Research

Dr. Unwalla’s current research focuses on understanding the role of aberrant microRNAs in health and disease.

Specifically, the laboratory focuses on the role of aberrant microRNAs in HIV biology that contributes to non-AIDS comorbidities. In aging HIV-infected populations, comorbid diseases are important determinants of morbidity and mortality. The combination of antiretroviral therapy has made HIV a treatable disease. However, HIV patients die of non-AIDS comorbidities almost a decade earlier than their non-HIV counterparts. Lung diseases such as COPD, pulmonary hypertension, and pneumonia are emerging as significant comorbidities in the HIV-infected population This is exacerbated in HIV patients who are addicted to nicotine and smoke tobacco.
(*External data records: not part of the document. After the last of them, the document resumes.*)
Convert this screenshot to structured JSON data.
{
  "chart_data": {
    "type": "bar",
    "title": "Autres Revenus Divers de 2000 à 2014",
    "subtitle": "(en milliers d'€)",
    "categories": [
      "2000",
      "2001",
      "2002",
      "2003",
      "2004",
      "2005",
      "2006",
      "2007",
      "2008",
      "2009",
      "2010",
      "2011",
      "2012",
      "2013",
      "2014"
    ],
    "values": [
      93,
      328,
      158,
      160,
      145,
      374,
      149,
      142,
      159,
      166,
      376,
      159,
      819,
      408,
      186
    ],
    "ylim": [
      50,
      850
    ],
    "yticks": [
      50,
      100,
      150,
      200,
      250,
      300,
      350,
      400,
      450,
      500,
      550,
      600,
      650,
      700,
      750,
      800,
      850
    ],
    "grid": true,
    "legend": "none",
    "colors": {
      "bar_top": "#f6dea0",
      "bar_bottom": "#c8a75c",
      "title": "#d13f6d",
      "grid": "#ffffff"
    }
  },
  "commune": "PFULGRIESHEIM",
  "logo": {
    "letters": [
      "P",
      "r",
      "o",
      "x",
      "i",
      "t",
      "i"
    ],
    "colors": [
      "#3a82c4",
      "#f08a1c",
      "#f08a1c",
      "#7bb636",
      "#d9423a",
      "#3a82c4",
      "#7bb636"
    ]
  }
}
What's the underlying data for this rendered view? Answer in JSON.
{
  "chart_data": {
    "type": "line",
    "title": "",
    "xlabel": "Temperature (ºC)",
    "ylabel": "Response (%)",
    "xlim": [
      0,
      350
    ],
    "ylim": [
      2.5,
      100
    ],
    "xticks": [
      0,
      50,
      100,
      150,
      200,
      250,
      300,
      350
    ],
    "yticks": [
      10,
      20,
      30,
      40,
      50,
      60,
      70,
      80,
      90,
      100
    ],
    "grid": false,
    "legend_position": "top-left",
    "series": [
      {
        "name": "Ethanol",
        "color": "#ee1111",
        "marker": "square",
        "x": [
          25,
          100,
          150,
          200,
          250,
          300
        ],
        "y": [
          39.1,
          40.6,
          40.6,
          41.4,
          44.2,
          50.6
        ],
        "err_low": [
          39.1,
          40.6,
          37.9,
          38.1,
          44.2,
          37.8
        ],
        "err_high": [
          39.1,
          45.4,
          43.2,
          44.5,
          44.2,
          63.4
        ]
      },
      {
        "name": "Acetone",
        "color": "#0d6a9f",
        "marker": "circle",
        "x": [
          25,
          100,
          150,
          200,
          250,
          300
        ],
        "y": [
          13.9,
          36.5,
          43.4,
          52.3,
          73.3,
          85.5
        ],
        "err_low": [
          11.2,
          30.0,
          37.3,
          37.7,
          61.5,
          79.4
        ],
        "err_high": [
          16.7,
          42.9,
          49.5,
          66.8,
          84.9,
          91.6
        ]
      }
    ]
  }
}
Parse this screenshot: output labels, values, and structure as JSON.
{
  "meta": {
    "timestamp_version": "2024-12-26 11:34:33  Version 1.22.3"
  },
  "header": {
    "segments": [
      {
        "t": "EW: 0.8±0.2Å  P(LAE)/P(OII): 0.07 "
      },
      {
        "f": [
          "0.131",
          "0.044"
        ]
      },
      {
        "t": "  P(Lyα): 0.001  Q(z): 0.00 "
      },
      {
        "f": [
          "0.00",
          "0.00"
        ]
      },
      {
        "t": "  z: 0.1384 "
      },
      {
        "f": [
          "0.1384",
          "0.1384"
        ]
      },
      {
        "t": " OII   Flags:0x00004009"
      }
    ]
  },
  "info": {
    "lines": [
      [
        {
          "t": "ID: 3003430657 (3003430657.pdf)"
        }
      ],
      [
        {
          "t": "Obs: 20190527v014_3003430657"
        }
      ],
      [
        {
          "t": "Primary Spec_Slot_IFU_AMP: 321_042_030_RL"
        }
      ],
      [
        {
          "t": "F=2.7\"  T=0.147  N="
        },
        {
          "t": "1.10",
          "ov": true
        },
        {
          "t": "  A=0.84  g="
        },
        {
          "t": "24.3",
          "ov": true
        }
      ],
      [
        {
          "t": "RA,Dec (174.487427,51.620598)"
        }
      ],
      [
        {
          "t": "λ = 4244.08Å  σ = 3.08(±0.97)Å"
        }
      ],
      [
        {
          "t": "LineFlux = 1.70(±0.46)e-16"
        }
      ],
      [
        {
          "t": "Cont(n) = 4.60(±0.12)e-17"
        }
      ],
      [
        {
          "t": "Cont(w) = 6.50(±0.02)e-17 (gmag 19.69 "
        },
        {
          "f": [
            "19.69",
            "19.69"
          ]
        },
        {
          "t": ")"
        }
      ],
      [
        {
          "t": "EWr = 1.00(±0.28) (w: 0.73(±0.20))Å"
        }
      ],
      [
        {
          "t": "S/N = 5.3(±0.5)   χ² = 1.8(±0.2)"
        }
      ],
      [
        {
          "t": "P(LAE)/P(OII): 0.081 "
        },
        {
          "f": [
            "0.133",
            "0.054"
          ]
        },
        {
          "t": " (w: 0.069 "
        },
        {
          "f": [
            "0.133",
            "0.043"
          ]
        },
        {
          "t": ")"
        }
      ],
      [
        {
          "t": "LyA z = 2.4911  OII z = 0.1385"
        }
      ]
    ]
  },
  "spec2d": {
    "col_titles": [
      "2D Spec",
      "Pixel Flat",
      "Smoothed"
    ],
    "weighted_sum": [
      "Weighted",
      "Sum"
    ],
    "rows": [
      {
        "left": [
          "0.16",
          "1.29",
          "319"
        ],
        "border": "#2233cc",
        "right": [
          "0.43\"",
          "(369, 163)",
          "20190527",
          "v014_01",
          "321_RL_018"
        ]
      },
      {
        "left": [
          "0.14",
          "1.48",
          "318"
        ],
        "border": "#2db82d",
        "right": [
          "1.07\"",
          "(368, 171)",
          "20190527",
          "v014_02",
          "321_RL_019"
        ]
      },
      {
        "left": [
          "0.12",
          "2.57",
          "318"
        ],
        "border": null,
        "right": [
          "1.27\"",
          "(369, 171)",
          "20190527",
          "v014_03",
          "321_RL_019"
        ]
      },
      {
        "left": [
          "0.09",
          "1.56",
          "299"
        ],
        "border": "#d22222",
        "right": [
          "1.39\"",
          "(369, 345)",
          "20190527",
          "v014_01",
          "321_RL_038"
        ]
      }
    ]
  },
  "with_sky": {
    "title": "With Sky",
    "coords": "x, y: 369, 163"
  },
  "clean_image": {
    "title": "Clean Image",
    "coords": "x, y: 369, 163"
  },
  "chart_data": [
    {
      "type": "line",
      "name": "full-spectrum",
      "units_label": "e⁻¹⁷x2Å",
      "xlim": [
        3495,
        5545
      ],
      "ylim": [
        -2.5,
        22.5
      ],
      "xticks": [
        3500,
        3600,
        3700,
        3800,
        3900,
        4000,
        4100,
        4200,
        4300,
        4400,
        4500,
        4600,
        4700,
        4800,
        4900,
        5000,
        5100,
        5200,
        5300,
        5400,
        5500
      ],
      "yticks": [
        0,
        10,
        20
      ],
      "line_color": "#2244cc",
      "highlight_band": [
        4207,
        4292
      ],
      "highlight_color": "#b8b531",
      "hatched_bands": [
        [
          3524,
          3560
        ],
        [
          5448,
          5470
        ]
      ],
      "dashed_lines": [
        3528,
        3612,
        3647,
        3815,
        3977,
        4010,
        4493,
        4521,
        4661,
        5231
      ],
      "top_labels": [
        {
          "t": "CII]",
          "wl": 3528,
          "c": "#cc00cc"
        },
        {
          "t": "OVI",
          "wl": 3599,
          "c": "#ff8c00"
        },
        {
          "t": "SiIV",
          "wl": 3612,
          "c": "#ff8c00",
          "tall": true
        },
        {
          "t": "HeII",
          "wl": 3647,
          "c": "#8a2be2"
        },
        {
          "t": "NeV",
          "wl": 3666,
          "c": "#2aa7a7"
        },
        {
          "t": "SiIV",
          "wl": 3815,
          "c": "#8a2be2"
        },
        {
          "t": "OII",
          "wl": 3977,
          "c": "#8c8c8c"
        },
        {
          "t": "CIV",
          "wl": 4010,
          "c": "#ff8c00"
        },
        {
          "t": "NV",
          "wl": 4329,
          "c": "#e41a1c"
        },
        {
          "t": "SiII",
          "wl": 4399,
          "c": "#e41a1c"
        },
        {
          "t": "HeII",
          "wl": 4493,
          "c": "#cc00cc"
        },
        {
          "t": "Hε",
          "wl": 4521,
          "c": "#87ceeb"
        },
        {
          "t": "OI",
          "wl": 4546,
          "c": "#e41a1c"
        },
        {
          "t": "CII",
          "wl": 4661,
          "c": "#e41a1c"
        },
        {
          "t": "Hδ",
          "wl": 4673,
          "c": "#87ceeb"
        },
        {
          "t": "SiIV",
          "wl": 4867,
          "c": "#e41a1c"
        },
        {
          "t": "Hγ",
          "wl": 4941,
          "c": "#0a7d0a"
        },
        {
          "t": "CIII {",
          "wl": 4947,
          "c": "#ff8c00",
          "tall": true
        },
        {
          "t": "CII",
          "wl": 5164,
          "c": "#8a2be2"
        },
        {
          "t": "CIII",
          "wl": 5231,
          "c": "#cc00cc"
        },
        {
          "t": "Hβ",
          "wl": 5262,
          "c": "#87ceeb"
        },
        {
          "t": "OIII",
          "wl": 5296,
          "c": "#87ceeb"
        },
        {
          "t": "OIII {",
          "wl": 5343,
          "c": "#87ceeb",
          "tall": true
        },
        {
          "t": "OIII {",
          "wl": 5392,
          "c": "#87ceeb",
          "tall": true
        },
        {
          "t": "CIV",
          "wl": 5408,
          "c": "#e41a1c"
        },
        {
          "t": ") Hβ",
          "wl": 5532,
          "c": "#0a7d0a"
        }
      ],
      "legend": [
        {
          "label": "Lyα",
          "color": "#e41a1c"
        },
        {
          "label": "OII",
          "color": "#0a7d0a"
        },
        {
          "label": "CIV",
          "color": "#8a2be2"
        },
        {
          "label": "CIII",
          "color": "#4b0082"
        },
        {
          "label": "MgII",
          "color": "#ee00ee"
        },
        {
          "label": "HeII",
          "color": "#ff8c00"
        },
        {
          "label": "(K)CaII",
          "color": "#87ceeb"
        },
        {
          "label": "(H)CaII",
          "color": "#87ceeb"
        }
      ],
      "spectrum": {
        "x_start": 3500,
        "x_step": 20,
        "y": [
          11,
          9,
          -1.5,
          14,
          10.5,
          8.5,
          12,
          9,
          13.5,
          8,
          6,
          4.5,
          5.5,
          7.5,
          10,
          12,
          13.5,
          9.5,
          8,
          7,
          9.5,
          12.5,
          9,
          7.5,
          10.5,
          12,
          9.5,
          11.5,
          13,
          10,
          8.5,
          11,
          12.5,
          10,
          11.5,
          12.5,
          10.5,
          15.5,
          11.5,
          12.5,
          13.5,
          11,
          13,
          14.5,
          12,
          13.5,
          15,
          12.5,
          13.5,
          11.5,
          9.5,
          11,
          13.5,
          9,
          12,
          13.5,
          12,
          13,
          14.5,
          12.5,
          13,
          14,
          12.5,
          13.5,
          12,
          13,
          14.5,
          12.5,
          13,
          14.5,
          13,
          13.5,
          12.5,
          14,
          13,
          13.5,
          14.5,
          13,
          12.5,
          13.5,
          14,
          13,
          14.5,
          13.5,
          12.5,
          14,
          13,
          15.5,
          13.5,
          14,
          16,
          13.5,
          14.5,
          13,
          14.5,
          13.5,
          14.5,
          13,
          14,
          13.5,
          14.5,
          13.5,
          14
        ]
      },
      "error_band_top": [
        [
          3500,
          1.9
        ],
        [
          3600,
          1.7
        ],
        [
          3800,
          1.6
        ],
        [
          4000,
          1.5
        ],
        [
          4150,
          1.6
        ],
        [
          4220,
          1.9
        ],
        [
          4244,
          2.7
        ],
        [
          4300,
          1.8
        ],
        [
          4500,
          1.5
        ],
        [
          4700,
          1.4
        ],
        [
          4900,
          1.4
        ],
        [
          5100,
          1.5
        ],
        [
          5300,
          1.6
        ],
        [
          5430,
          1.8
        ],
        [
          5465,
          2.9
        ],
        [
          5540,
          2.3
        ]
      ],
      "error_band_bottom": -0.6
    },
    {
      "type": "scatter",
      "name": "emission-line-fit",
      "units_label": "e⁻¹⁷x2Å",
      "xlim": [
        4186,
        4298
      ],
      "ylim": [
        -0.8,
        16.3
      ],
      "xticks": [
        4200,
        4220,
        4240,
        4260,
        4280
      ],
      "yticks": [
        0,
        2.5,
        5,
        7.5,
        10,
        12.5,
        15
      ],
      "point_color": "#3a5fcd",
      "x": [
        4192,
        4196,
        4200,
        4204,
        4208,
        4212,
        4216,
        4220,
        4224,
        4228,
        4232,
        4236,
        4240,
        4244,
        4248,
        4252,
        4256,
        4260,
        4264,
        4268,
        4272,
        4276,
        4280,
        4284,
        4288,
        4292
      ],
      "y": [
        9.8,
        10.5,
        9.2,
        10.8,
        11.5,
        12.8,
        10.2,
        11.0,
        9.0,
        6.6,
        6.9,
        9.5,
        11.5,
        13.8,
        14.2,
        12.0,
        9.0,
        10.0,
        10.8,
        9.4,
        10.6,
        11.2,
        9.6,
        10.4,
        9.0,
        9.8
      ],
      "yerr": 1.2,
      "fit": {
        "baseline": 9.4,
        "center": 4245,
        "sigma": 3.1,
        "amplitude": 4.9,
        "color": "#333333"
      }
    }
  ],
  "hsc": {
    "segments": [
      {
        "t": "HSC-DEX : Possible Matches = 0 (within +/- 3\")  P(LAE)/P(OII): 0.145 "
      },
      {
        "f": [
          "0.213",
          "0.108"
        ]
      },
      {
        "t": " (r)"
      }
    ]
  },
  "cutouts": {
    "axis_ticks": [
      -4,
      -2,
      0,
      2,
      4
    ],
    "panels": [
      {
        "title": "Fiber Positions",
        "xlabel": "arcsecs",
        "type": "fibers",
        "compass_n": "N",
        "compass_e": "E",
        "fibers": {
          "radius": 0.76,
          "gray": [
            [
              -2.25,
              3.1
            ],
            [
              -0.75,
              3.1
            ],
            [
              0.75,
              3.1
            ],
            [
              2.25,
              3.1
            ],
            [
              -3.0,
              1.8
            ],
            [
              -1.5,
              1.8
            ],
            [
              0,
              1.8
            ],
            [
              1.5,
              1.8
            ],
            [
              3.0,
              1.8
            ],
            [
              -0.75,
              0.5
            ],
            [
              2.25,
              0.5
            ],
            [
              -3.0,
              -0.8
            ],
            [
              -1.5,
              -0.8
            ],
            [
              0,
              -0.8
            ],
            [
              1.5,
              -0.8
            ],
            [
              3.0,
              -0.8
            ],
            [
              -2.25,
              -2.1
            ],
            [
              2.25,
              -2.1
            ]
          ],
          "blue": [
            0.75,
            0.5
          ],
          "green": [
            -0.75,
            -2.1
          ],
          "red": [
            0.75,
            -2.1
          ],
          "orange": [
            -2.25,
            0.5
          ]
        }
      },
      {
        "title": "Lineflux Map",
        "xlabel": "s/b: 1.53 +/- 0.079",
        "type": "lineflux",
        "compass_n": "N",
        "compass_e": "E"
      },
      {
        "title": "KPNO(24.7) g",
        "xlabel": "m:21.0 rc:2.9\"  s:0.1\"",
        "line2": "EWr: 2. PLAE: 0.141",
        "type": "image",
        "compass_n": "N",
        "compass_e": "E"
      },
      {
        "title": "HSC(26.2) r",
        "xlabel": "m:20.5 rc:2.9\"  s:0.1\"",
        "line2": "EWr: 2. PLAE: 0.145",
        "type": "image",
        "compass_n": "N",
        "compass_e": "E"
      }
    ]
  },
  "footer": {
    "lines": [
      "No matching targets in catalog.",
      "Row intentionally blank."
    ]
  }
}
We have shown that HIV infection and cigarette smoking promote an aberrant microRNAome that can play a causal role in the development of COPD in people living with HIV and in smokers by promoting airway inflammation. Aberrant microRNAs may also play a causal role in linking diabetes, obesity, and cigarette smoking, to the development of Alzheimer’s disease.

Research in Unwalla’s laboratory focuses on three different projects:

  1. MicroRNAs play an important role in health and disease and are easily dysregulated in response to environmental stimuli. The laboratory has reported that HIV infection and/or cigarette smoking promotes an aberrant microRNAome in bronchial epithelium which can dysregulate expression of genes involved in airway innate immune mechanisms, mitochondrial homeostasis and tissue circadian clocks. Altered homeostasis in the expression of these genes can trigger multifactorial pathways that can lead to airway inflammation and development of COPD. Understanding these causal events can help identify interventions to mitigate lung inflammation and arrest lung function decline in COPD. These projects is supported by an NIH R01 (HIV) and a Florida department of health grant (tobacco smoking).
  2. Another project in the laboratory focuses on developing inducible CRISPR systems to “shock and lock” HIV in infected cells. Prior research has shown that antivirals targeting the HIV nucleic acid sequence like siRNAs and CRISPR have a high failure rate due to the ability to mutate and escape inhibition by these anti-HIV strategies. Targeting cellular factors pivotal to HIV replication provides an alternative way to make these mutations irrelevant. Given, the important roles of these factors, the laboratory has developed a Pol II based mono-promoter HIV inducible CRISPR system targeting cellular factors such that expression of the CRISPR system and inhibition is only observed in HIV infected cells to lock the virus in a transcriptionally inactive state and achieve a functional cure. This project is supported by a Department of Defense grant.
  3. A recent project in the laboratory tries to determine the role of aberrant microRNAomes in promoting Alzheimer’s disease. Diabetes, obesity, and cigarette smoking are important risk factors for Alzheimer’s disease. However, the mechanisms by which these risk factors promote Alzheimer’s disease are poorly understood. The project will identify changes in microRNA expression in the brain mediated by these risk factors and the downstream effects of these miRNAs on genes involved in controlling neuroinflammation.